Taglocity -- making MSOutlook more like Gmail

I prefer Gmail because it's quicker and less bloated. But Outlook will definitely be with us for some time, and while it is, Taglocity offers a product that closes the gap a little.

I'm running Taglocity 3.0 professional edition (free trial; soon to revert to standard edition), after using the 2.0 for about eight months.

In a nutshell, Taglocity radically enhances an existing Outlook feature called "Categories." (Categories = tags). For some time, Outlook has allowed you to categorize emails, but it was clunky.

Here's how I set up and use Taglocity, after installing it:
  1. Assuming you currently store your Outlook email in folders, open a folder and select all emails. Now, use the Taglocity Pane (atop your main Outlook page) to assign a tag to all items in this folder. You can just use the name of the folder, but I believe in following these conventions:

    a) don't pluralize ("report" not "reports") or capitalize, except
    b) capitalize acronyms ("PR", not "pr"), and
    c) add a hypen after tags that would otherwise form words or parts of words; e.g., "PR-" and "Toronto-". This will pay off later if you run a search for "professional". [Granted, it will fail if your email includes something like, "Toronto-based accountant"].

  2. Go through all your folders and repeat this
  3. Open your Tag Bar window (click "Tag Bar") clean up your tags. Through right-clicking you can consolidate similar tags.
  4. Now, within your Tag Bar window, move the tags around into groups and then assign a colour to each group (e.g., industries are blue; administration is green; personal is yellow)
  5. Still within the Tag Bar window, add a half dozen of your most popular tags to the actual Tag Bar. This bar sits atop Outlook's main page, and makes it easier to assign tags to emails.
  6. Now, go back and see where you can assign more than one existing tag to an email. E.g., you have an email about a flight on Air Canada and another about consulting services to Air Canada. Tag both "air-canada" but tag one "flight" and another "consulting" or something.
  7. When you've done all this, put all of your email in an "archive" folder and delete your other folders. One caveat, for repetitive projects, I prefer to use folders to tags. E.g., I write a monthly newsletter and I store material for it throughout each month; I will tag this material with the name of the newsletter, but I also store it in a folder called "May 2009" or whatever.
Yes, all of this takes some time. You may not follow all these steps for the email you received in the past.

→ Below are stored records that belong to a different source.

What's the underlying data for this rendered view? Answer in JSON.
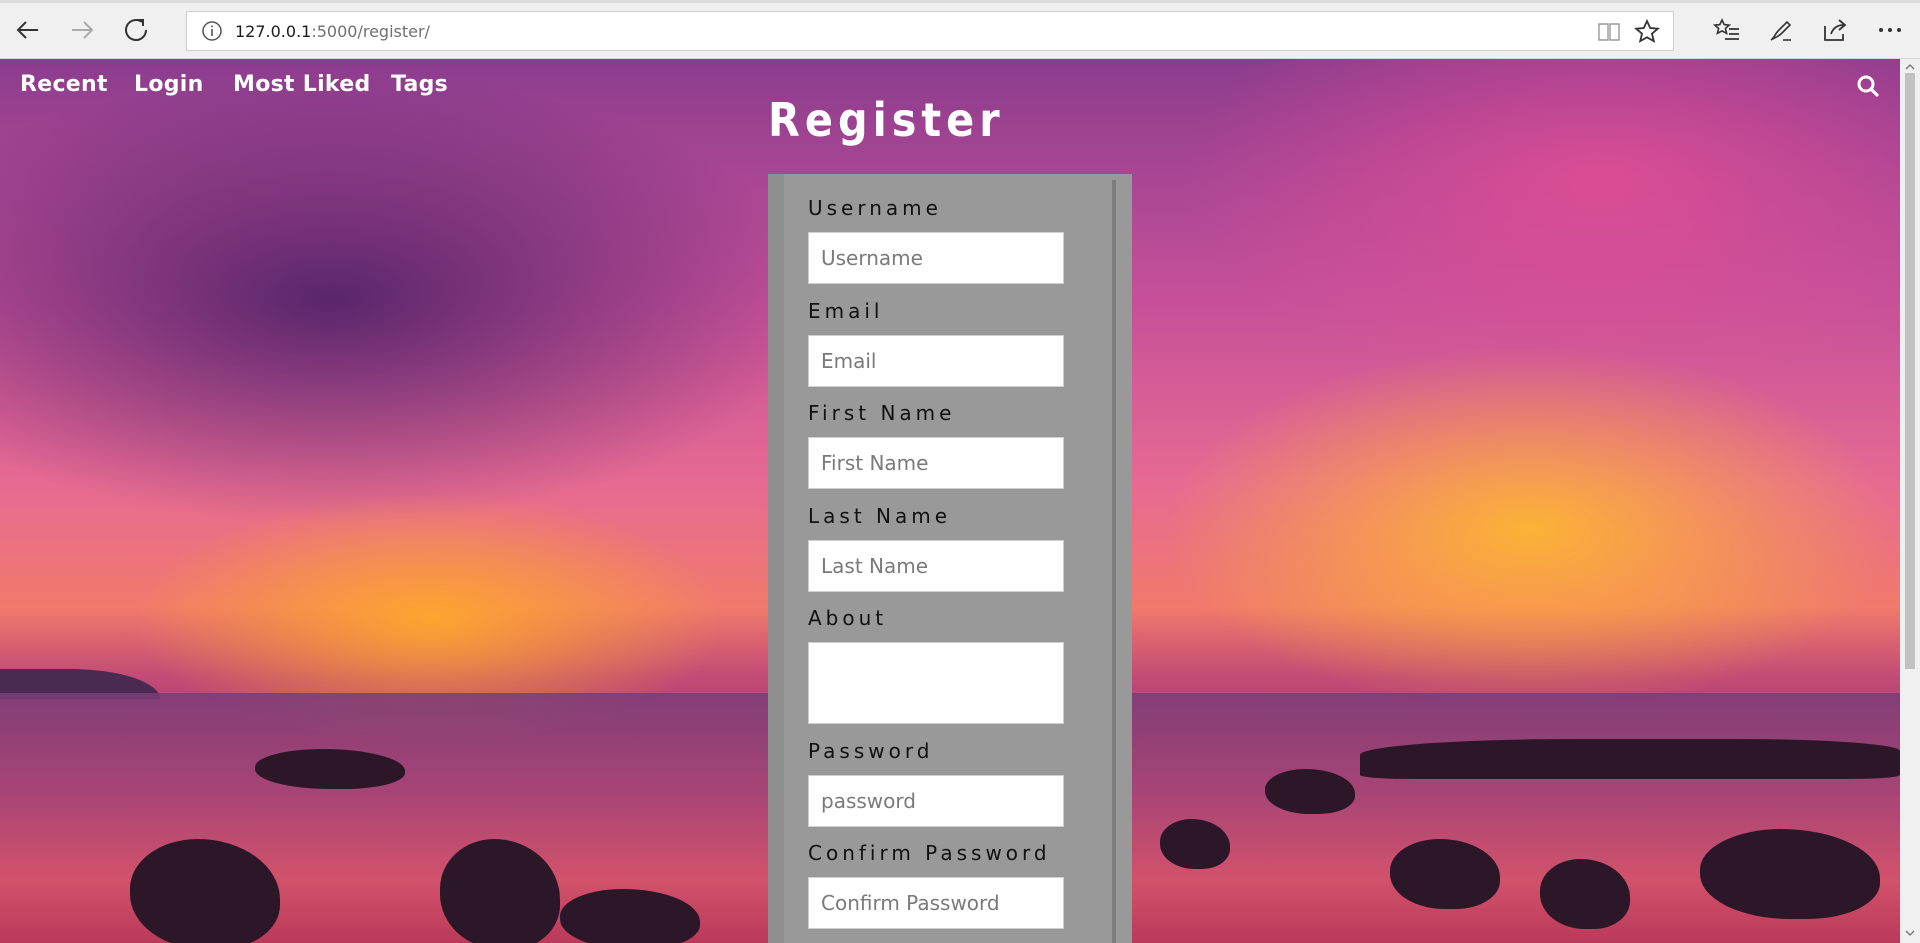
{
  "browser": {
    "url_host": "127.0.0.1",
    "url_path": ":5000/register/"
  },
  "nav": {
    "links": [
      "Recent",
      "Login",
      "Most Liked",
      "Tags"
    ]
  },
  "page": {
    "title": "Register"
  },
  "form": {
    "username": {
      "label": "Username",
      "placeholder": "Username"
    },
    "email": {
      "label": "Email",
      "placeholder": "Email"
    },
    "first_name": {
      "label": "First Name",
      "placeholder": "First Name"
    },
    "last_name": {
      "label": "Last Name",
      "placeholder": "Last Name"
    },
    "about": {
      "label": "About",
      "placeholder": ""
    },
    "password": {
      "label": "Password",
      "placeholder": "password"
    },
    "confirm_password": {
      "label": "Confirm Password",
      "placeholder": "Confirm Password"
    }
  },
  "icons": {
    "back": "back-arrow-icon",
    "forward": "forward-arrow-icon",
    "refresh": "refresh-icon",
    "info": "info-icon",
    "reading_view": "reading-view-icon",
    "favorite": "star-icon",
    "favorites_hub": "favorites-list-icon",
    "annotate": "pen-icon",
    "share": "share-icon",
    "more": "more-icon",
    "search": "search-icon"
  }
}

But the process demonstrates how to use Taglocity for email as you receive it. When an email arrives, once it's dealt with as a work task, you can click twice and deal with it as clutter.

Finding anything is simply about narrowing down the options -- triangulating. If, in six months, you need details about that Air Canada flight, you can use Outlook's search box to run a keyword search "category:air-canada, category:flight". Even if this produces 100 emails, you can easily scroll to the rough period of the flight. And you can combine the search with "from:dave"-type commands.

If the size of your company permits it, you can benefit from a network effect by making all of your tags public; i.e., the tags you assign to an email will travel with the email when an email is forwarded or replied to. If you invest the time to create a taxonomy for your firm, email conversations will only have to be tagged once, rather than by each recipient.

Sounds complicated, but in fact the top benefits I've experienced from using this are:
  1. if you equate a tag to a folder, you can put one email in two or more "folders" at the same time, so it's easier to find regardless of how your brain is working when you need the email. E.g., you might spend a year storing email first by industry (or client) and then by service performed, and then decide you want to store by service performed first and then by industry/client within those folders. With tags, you just do both.
  2. it's ridiculously quick to tag and drag emails to a single folder than to drag up and down Outlook and through nested folders.
  3. though command-line searches are not popular, in fact we have all become used to them through Google; they're quite quick when you get used to them. have you ever watched someone painfully spend two or three minutes trying to find a simple email? if you can narrow the problem down by two or three tags (and perhaps a rough date), it shouldn't take more than ten or fifteen seconds to find a needle in a 10,000 email haystack.
In time, people will no doubt have personal taxonomies. You'll add 100 tags to Gmail and you'll use them for all work documents, personal documents, calendar items, emails, photos and videos, and basically any discrete piece of content you store.

1 comments:

June 19, 2009 at 3:13 PM Jimmy said...

Nice to see how you use tags Dennis...thanks for sharing.

I use Taglocity too but don't worry about hyphenating tags to make them unique from real words because search already knows they are tags.

I also use Outlook search for quick things based on keywords - never thought to use command line queries in the Outlook search box probably because Taglocity Search provides such an easy interface to filter results on tags with AND/OR tag combinations, date ranges, from/to/cc, etc. ...plus the pruning tag cloud is a life saver.

Sometimes I'll use the Excel like column filtering in the results grid, as well as grouping to help manage large result sets. Cool stuff!